Jeff Bezos's AI Startup Prometheus Raises $12 Billion
Jeff Bezos’s AI Startup Prometheus Raises $12 Billion Prometheus, Jeff Bezos’s new “physical AI” startup, has leapt from secrecy to the center of the AI race, raising an unprecedented $12 billion as it promises to transform how the physical world is engineered while insisting it will usher in prosperity, not mass unemployment.
Early vision and launch
Bezos began outlining his broader AI philosophy as he prepared Prometheus, arguing that AI will bring “golden ages” rather than widespread job losses. Early on, he framed the company’s mission around “physical AI” — applying deep learning to robotics, manufacturing, and engineering — and hinted that the effort would need enormous compute and capital.
Prometheus formally launched in late 2025 with $6.2 billion in initial funding and a plan to build what Bezos called an “artificial general engineer,” AI tools designed to speed the path from design to manufacturing for complex physical products.
Record funding and rising ambitions
On June 11, 2026, the company revealed a new $12 billion round led by JPMorgan, Goldman Sachs, BlackRock and others, bringing its valuation to $41 billion and total funding to over $18 billion. With around 150 employees, Prometheus aims to “compress” the cycle from idea to mass production and make the “dream-build loop be 10 times faster or even more.”

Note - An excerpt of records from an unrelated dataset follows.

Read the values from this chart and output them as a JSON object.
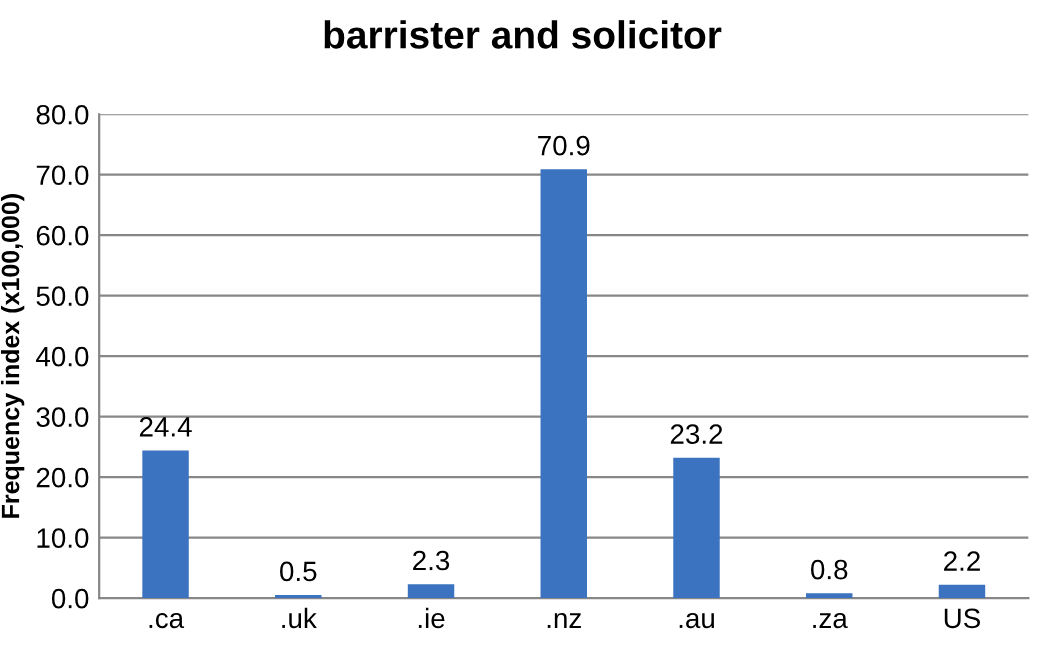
{
  "chart_data": {
    "type": "bar",
    "title": "barrister and solicitor",
    "ylabel": "Frequency index (x100,000)",
    "categories": [
      ".ca",
      ".uk",
      ".ie",
      ".nz",
      ".au",
      ".za",
      "US"
    ],
    "values": [
      24.4,
      0.5,
      2.3,
      70.9,
      23.2,
      0.8,
      2.2
    ],
    "color": "#3b73c0",
    "ylim": [
      0,
      80
    ],
    "yticks": [
      {
        "value": 0,
        "label": "0.0"
      },
      {
        "value": 10,
        "label": "10.0"
      },
      {
        "value": 20,
        "label": "20.0"
      },
      {
        "value": 30,
        "label": "30.0"
      },
      {
        "value": 40,
        "label": "40.0"
      },
      {
        "value": 50,
        "label": "50.0"
      },
      {
        "value": 60,
        "label": "60.0"
      },
      {
        "value": 70,
        "label": "70.0"
      },
      {
        "value": 80,
        "label": "80.0"
      }
    ],
    "grid": "y",
    "data_labels": true,
    "legend": false
  }
}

Bezos and co-founder Vik Bajaj say the goal is to arm engineers with far more powerful tools, accelerating invention to generate “civilizational wealth,” not just corporate profit. They describe a system capable of automating large swaths of engineering work, from jet engines to drug compounds.

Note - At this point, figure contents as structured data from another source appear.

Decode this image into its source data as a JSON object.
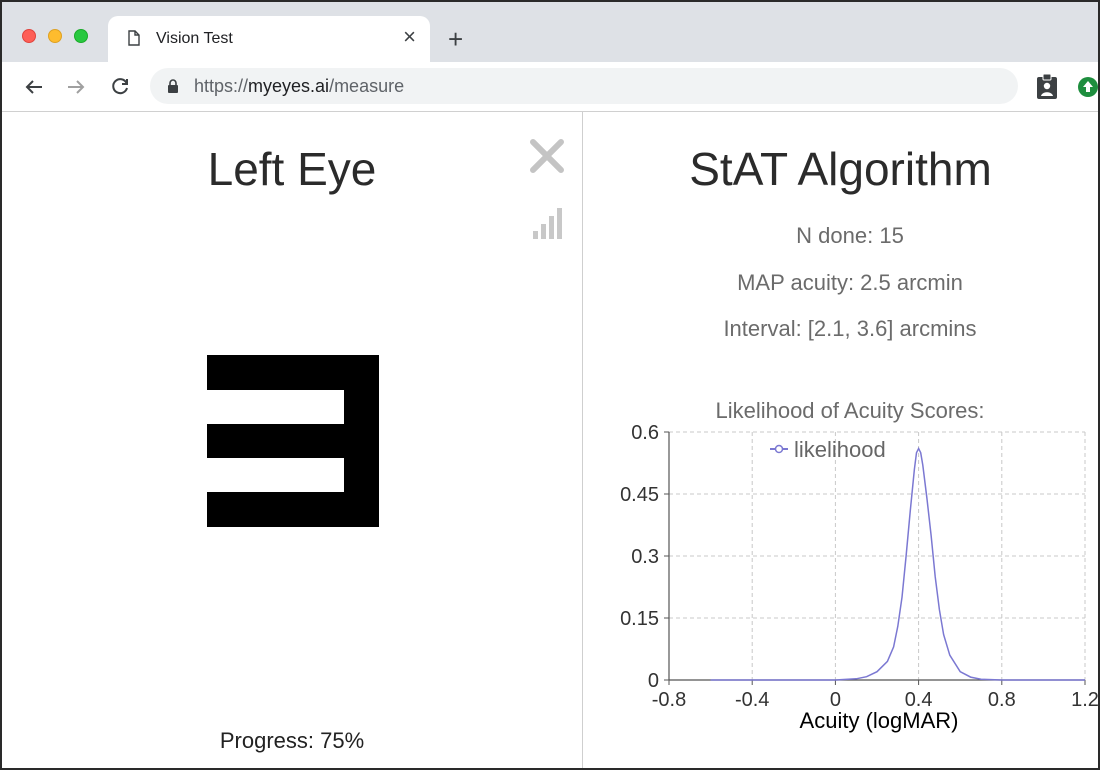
{
  "browser": {
    "tab_title": "Vision Test",
    "tab_close": "×",
    "new_tab": "+",
    "url_scheme": "https://",
    "url_host": "myeyes.ai",
    "url_path": "/measure"
  },
  "left": {
    "title": "Left Eye",
    "progress_text": "Progress: 75%"
  },
  "right": {
    "title": "StAT Algorithm",
    "n_done": "N done: 15",
    "map_acuity": "MAP acuity: 2.5 arcmin",
    "interval": "Interval: [2.1, 3.6] arcmins",
    "chart_title": "Likelihood of Acuity Scores:"
  },
  "colors": {
    "series": "#7b78d2",
    "grid": "#c8c8c8"
  },
  "chart_data": {
    "type": "line",
    "title": "Likelihood of Acuity Scores:",
    "xlabel": "Acuity (logMAR)",
    "ylabel": "",
    "xlim": [
      -0.8,
      1.2
    ],
    "ylim": [
      0,
      0.6
    ],
    "x_ticks": [
      "-0.8",
      "-0.4",
      "0",
      "0.4",
      "0.8",
      "1.2"
    ],
    "y_ticks": [
      "0",
      "0.15",
      "0.3",
      "0.45",
      "0.6"
    ],
    "grid": true,
    "legend_position": "top",
    "series": [
      {
        "name": "likelihood",
        "x": [
          -0.6,
          0.0,
          0.1,
          0.15,
          0.2,
          0.25,
          0.28,
          0.3,
          0.32,
          0.34,
          0.36,
          0.38,
          0.39,
          0.4,
          0.41,
          0.42,
          0.44,
          0.46,
          0.48,
          0.5,
          0.52,
          0.55,
          0.6,
          0.65,
          0.7,
          0.8,
          1.0,
          1.2
        ],
        "y": [
          0.0,
          0.0,
          0.003,
          0.008,
          0.02,
          0.045,
          0.08,
          0.13,
          0.2,
          0.3,
          0.41,
          0.51,
          0.55,
          0.56,
          0.55,
          0.52,
          0.44,
          0.35,
          0.25,
          0.17,
          0.11,
          0.06,
          0.02,
          0.007,
          0.002,
          0.0,
          0.0,
          0.0
        ]
      }
    ]
  }
}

Jobs, risk, and regulation
Critics worry such automation could displace workers, but Bezos argues the opposite: productivity gains will create “labor scarcity,” where demand for human workers outpaces supply. He likens AI to a knife — a powerful tool that can be misused but shouldn’t be banned — and calls for “healthy government regulation” focused on applications rather than “no more data centers.”
As Prometheus quietly builds its “artificial general engineer,” the debate now centers on whether this massive bet on physical AI will deliver a new industrial golden age — and who will benefit.